Jest 6 stycznia, Święto Trzech Króli. Opustoszałe ulice świętującej Warszawy, temperatura po południu bliska jest minus 15 stopni Celcjusza. W nocy będzie jeszcze zimniej. Przed zgromadzonymi pod Sejmem ludźmi jedne z najcięższych momentów trwającego od tygodni protestu. – Nie jest tak źle. W nocy było tu 40 osób! – zapewnia Kajetan Wróblewski z ruchu Obywatele RP.
O tym, że może nie jest źle, ale lekko również nie, przekonaliśmy się na własne oczy. Przed namiotami manifestacji spotykamy grupkę z pomorskiego KOD. Dopiero co przyjechali, by zasilić szeregi manifestujących. Wszyscy są szczelnie otuleni, śnieg skwierczy pod stopami. Pytam, czy zimno przeszkadza im w proteście.
— Oczywiście, że przeszkadza nam mróz. Ale przyjechaliśmy i zostaniemy aż do 11 stycznia — tłumaczą. — Zmieniamy się, nie wszyscy mogą być tutaj cały dzień. Przychodzimy chociaż na kilka godzin — dodaje jedna z działaczek.
Kiedy robi się naprawdę zimno, czyli po kilku minutach stania na mrozie, można ogrzać się w namiocie. — Mamy trzy nagrzewnice, które są przywiezione przez dobrych ludzi, gdy usłyszeli o tym, że strażacy pogasili nam koksowniki na żądanie policji, które było z kolei spełnieniem żądania marszałka Kuchcińskiego — tłumaczy jeden z organizatorów protestu Kajetan Wróblewski.
— Ludzie zareagowali momentalnie. Jakiś pan z Pruszkowa przywiózł nam własny sprzęt i na dodatek go serwisuje. Problemem jest tylko nieustanne dowożenie paliwa, bo to spory koszt. Ogrzewanie przez 12 godzin to wydatek rzędu 300 zł. Nie mówiąc o wynajęciu przyczepy i tak dalej — tłumaczy.
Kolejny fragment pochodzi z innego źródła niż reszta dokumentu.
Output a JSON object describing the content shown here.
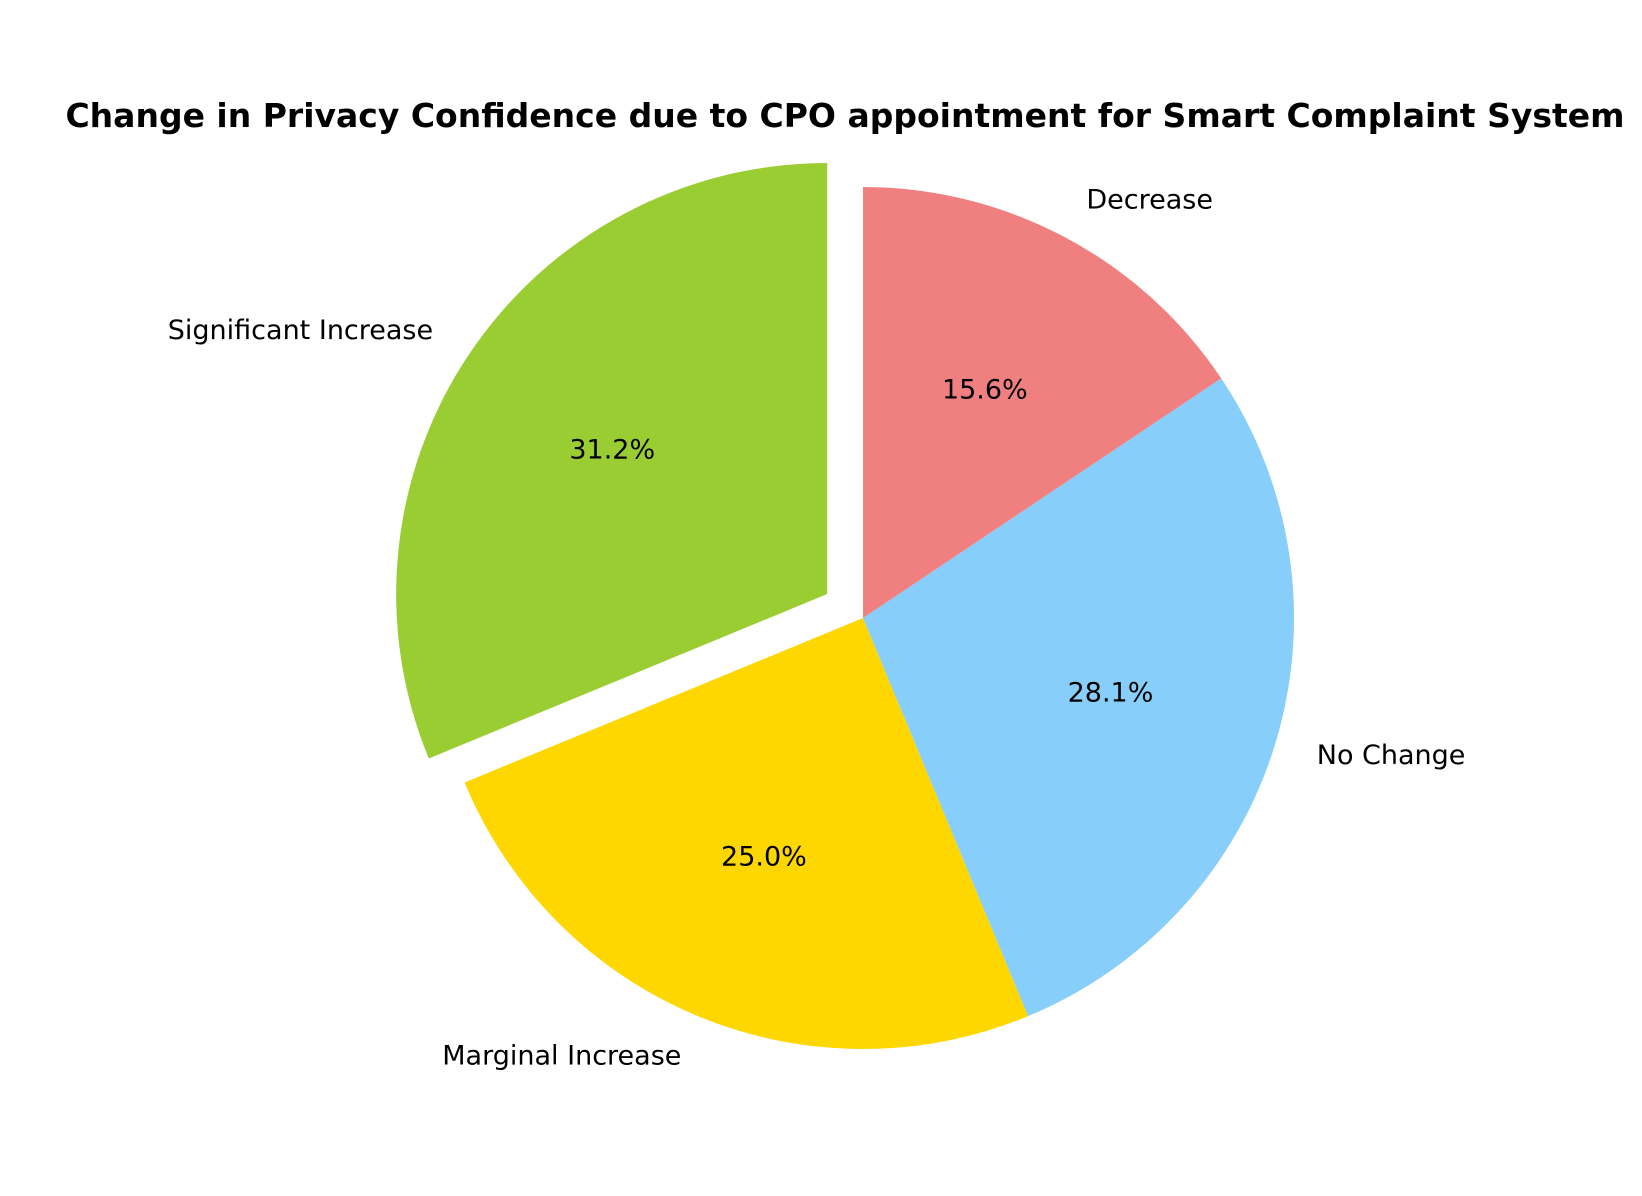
{
  "chart_data": {
    "type": "pie",
    "title": "Change in Privacy Confidence due to CPO appointment for Smart Complaint System",
    "start_angle_deg": 90,
    "direction": "counterclockwise",
    "slices": [
      {
        "label": "Significant Increase",
        "value": 31.2,
        "pct_label": "31.2%",
        "color": "#9ACD32",
        "exploded": true
      },
      {
        "label": "Marginal Increase",
        "value": 25.0,
        "pct_label": "25.0%",
        "color": "#FFD700",
        "exploded": false
      },
      {
        "label": "No Change",
        "value": 28.1,
        "pct_label": "28.1%",
        "color": "#87CEFA",
        "exploded": false
      },
      {
        "label": "Decrease",
        "value": 15.6,
        "pct_label": "15.6%",
        "color": "#F08080",
        "exploded": false
      }
    ]
  }
}
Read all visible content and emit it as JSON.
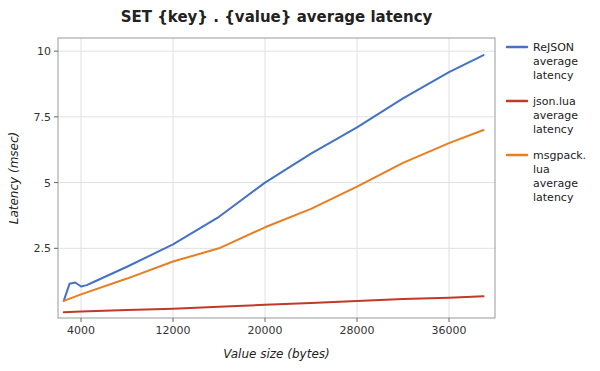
{
  "chart_data": {
    "type": "line",
    "title": "SET {key} . {value} average latency",
    "x_label": "Value size (bytes)",
    "y_label": "Latency (msec)",
    "xlim": [
      2000,
      40000
    ],
    "ylim": [
      -0.15,
      10.5
    ],
    "xticks": [
      4000,
      12000,
      20000,
      28000,
      36000
    ],
    "yticks": [
      2.5,
      5.0,
      7.5,
      10.0
    ],
    "grid": true,
    "legend": "right",
    "series": [
      {
        "name": "ReJSON\naverage\nlatency",
        "color": "#4472C4",
        "x": [
          2500,
          3000,
          3500,
          4000,
          4500,
          5000,
          8000,
          12000,
          16000,
          20000,
          24000,
          28000,
          32000,
          36000,
          39000
        ],
        "values": [
          0.5,
          1.15,
          1.2,
          1.05,
          1.1,
          1.2,
          1.8,
          2.65,
          3.7,
          5.0,
          6.1,
          7.1,
          8.2,
          9.2,
          9.85
        ]
      },
      {
        "name": "json.lua\naverage\nlatency",
        "color": "#C0392B",
        "x": [
          2500,
          4000,
          8000,
          12000,
          16000,
          20000,
          24000,
          28000,
          32000,
          36000,
          39000
        ],
        "values": [
          0.07,
          0.1,
          0.15,
          0.2,
          0.28,
          0.35,
          0.42,
          0.5,
          0.57,
          0.62,
          0.68
        ]
      },
      {
        "name": "msgpack.\nlua\naverage\nlatency",
        "color": "#E67E22",
        "x": [
          2500,
          4000,
          8000,
          12000,
          16000,
          20000,
          24000,
          28000,
          32000,
          36000,
          39000
        ],
        "values": [
          0.5,
          0.75,
          1.35,
          2.0,
          2.5,
          3.3,
          4.0,
          4.85,
          5.75,
          6.5,
          7.0
        ]
      }
    ]
  }
}
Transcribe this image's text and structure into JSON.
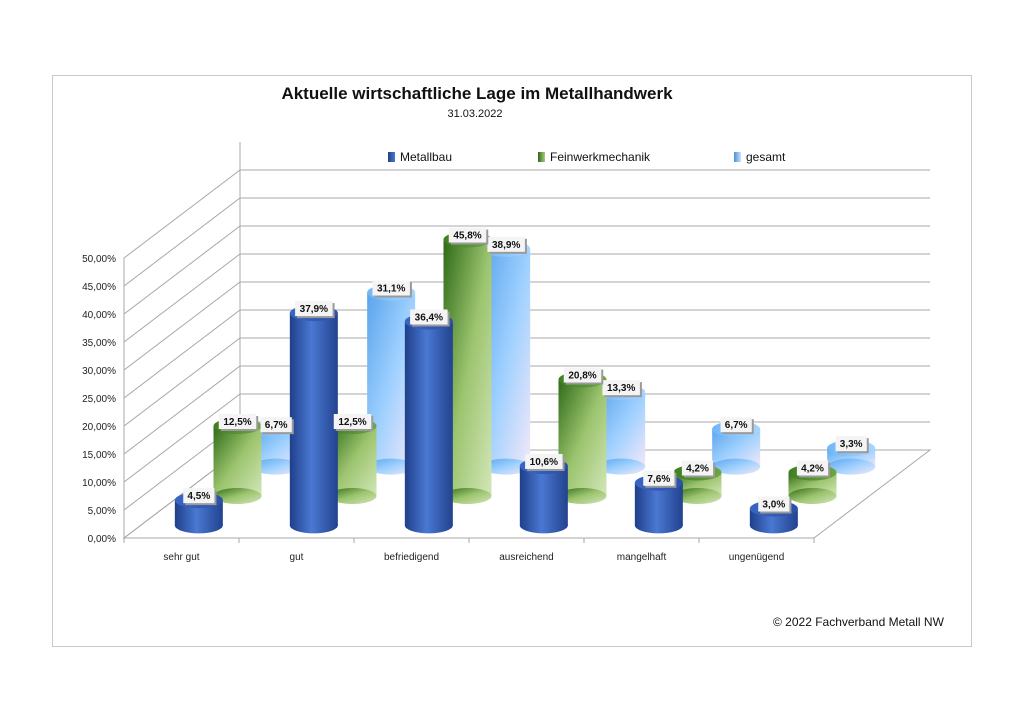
{
  "chart_data": {
    "type": "bar",
    "subtype": "3d-cylinder",
    "title": "Aktuelle wirtschaftliche Lage im Metallhandwerk",
    "subtitle": "31.03.2022",
    "categories": [
      "sehr gut",
      "gut",
      "befriedigend",
      "ausreichend",
      "mangelhaft",
      "ungenügend"
    ],
    "series": [
      {
        "name": "Metallbau",
        "values": [
          4.5,
          37.9,
          36.4,
          10.6,
          7.6,
          3.0
        ],
        "labels": [
          "4,5%",
          "37,9%",
          "36,4%",
          "10,6%",
          "7,6%",
          "3,0%"
        ],
        "color": "#3a64c0"
      },
      {
        "name": "Feinwerkmechanik",
        "values": [
          12.5,
          12.5,
          45.8,
          20.8,
          4.2,
          4.2
        ],
        "labels": [
          "12,5%",
          "12,5%",
          "45,8%",
          "20,8%",
          "4,2%",
          "4,2%"
        ],
        "color": "#5f9a35"
      },
      {
        "name": "gesamt",
        "values": [
          6.7,
          31.1,
          38.9,
          13.3,
          6.7,
          3.3
        ],
        "labels": [
          "6,7%",
          "31,1%",
          "38,9%",
          "13,3%",
          "6,7%",
          "3,3%"
        ],
        "color": "#6fb3f0"
      }
    ],
    "yticks": [
      "0,00%",
      "5,00%",
      "10,00%",
      "15,00%",
      "20,00%",
      "25,00%",
      "30,00%",
      "35,00%",
      "40,00%",
      "45,00%",
      "50,00%"
    ],
    "ylim": [
      0,
      50
    ],
    "grid": true,
    "legend": "top"
  },
  "footer": "© 2022 Fachverband Metall NW"
}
Pytam o finansowanie całej akcji. — Wszystko jest finansowane ze zbiórki, którą prowadzimy na miejscu. Na szczęście nie wystawiamy faktur na własne firmy… — uśmiecha się Wróblewski. — Całe szczęście ogrzewanie i utrzymanie się tutaj jest do udźwignięcia z tego, co wpada do naszej skarbonki.
Mrozy protestujących nie przegonią. — My mamy jakiś konkretny deadline. To jest 11 stycznia. Co będzie dalej? Zobaczymy — mówi przedstawiciel Obywateli RP. Jak na razie ludzi warunki nie zrażają. Zdarza się, że przychodzą w środku nocy, sami zgłaszają się na dyżury. — Dziś o godz. 3 w nocy w naszym namiocie było 40 osób! Przychodzą, dyskutują, poznają się. Może to jedyny plus rządów Kaczyńskiego, że są nawiązywane kontakty z ludźmi z wielu różnych środowisk.
Protest wspierają mieszkańcy Warszawy. — Co chwila przychodzi ktoś z bigosem, z zupą. Jakaś pani zostawiła nam telefon i numer mieszkania, gdybyśmy czegoś potrzebowali. Ludzie są naprawdę mili i wspierający. Można powiedzieć, że to pikieta obywatelska w pełnym tego słowa znaczeniu — słyszymy.
Raz, dwa razy dziennie zagląda do protestujących któryś z posłów opozycji. Żeby porozmawiać, podziękować za wsparcie. — Ci, którzy tu przychodzą, nie popierają konkretnych partii politycznych, ale są solidarni w stosunku do posłów opozycji w ogóle. Nie zwracają na barwy partyjne — podkreśla Wróblewski.